Tu es celle qui hante tous mes rêves.
Tu me tiens inquiet et haletant
Jusqu’à ce que la nuit s’achève.
Je ne t’ai rien fais, et pourtant . . .
L’aurore qui pointe en est témoin ! . . .
Pour moi, c’est du repos en moins.
Pendant la journée apparemment sage,
Je suis poursuivi par ton image.
Je sais alors les heures qui vont suivre
Et les tourments que je vais vivre.
Et toutes les nuits ça recommence ;
Et c’est toujours la même pénitence,
Car je ne peux me dépêtrer de la toile
Que tu as su tendre pour me piéger.
Dans leur firmament, les étoiles
Qui ont pour une fois décidé de siéger,
Jugent de la cruauté de ton étreinte
Et s’apitoient sur ta victime expiatoire
Dont les morsures blasphématoires
Ne se sont toujours pas éteintes.
Je te l’accorde ; je m’aperçois un peu tard,
Que tous tes sourires et tous tes regards
N’étaient que les prémices du pire danger.

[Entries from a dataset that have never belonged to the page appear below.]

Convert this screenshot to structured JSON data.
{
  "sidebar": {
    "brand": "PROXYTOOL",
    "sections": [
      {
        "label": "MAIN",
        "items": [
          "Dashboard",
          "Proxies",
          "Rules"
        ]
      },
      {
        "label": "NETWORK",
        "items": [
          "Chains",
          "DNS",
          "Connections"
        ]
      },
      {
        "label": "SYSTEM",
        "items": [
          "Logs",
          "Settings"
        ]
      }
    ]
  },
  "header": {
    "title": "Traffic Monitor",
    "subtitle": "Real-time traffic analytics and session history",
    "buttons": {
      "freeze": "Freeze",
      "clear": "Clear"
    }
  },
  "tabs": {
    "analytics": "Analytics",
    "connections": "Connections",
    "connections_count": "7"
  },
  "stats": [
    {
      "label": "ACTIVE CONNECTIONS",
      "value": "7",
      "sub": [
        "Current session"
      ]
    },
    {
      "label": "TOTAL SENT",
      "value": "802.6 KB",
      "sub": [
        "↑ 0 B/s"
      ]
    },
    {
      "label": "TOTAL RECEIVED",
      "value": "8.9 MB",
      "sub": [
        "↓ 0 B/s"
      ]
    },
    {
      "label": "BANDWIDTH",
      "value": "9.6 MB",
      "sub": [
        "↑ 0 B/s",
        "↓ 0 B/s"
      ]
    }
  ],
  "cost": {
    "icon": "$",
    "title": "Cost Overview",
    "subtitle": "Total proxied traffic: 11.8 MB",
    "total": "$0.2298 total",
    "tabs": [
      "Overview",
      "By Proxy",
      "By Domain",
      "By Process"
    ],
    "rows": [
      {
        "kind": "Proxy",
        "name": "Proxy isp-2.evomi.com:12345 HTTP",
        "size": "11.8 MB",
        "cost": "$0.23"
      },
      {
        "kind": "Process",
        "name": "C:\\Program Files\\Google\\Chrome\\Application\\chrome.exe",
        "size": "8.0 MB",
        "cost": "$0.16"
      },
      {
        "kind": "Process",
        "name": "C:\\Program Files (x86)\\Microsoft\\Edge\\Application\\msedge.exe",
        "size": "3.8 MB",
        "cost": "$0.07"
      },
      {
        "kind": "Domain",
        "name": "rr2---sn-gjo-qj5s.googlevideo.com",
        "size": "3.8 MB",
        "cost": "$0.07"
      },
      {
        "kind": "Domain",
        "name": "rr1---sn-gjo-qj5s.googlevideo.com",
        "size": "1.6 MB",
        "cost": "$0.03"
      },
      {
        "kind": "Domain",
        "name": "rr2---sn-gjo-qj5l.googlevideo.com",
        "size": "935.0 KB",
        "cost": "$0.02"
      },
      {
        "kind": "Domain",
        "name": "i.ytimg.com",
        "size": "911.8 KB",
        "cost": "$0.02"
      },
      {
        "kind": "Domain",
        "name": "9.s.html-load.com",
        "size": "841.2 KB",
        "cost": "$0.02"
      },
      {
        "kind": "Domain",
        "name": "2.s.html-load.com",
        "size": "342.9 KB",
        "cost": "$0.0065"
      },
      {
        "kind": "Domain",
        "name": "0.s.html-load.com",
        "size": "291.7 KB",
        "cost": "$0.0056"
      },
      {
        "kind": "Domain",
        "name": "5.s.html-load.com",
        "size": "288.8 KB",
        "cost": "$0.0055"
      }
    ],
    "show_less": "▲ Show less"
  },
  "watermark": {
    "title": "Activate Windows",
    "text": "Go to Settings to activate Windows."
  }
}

Quant à tes yeux qui te font adorer,
Ils ne sont en rien étrangers
Au stratagème que tu as su élaborer.
Depuis, certaine de ta beauté diabolique
Qui te confère un pouvoir sardonique,
Tu te sens prééminente et pleine d’orgueil
Lorsque tu me vois gesticuler
Tentant de me libérer pour faire mon deuil
Des mots que j’avais peur d’articuler
En maudissant ton souvenir assassin.
C’est vrai, l’idée de te posséder enfin
M’a effectivement souvent effleuré,
Mais j’ai trop souffert et beaucoup pleurer
Pour continuer à espérer dans la douleur. . .
De plus, je ne veux plus être ton bateleur.
A cause de ma naïveté liée à ta fourberie
Et dés le début de ma quête éperdue,
Je ne me suis pas douté du malentendu
Qui m’a plongé dans cette triste closerie,
Privant mon ciel de sa belle couleur.
S’il te plait, va-t-en hors de mon cœur.
N’étant pas du genre querelleur,
Je t’assure que je n’aurai plus de rancœur
Si tu me rendais ma liberté chérie
Que j’avais sacrifiée à une fausse égérie.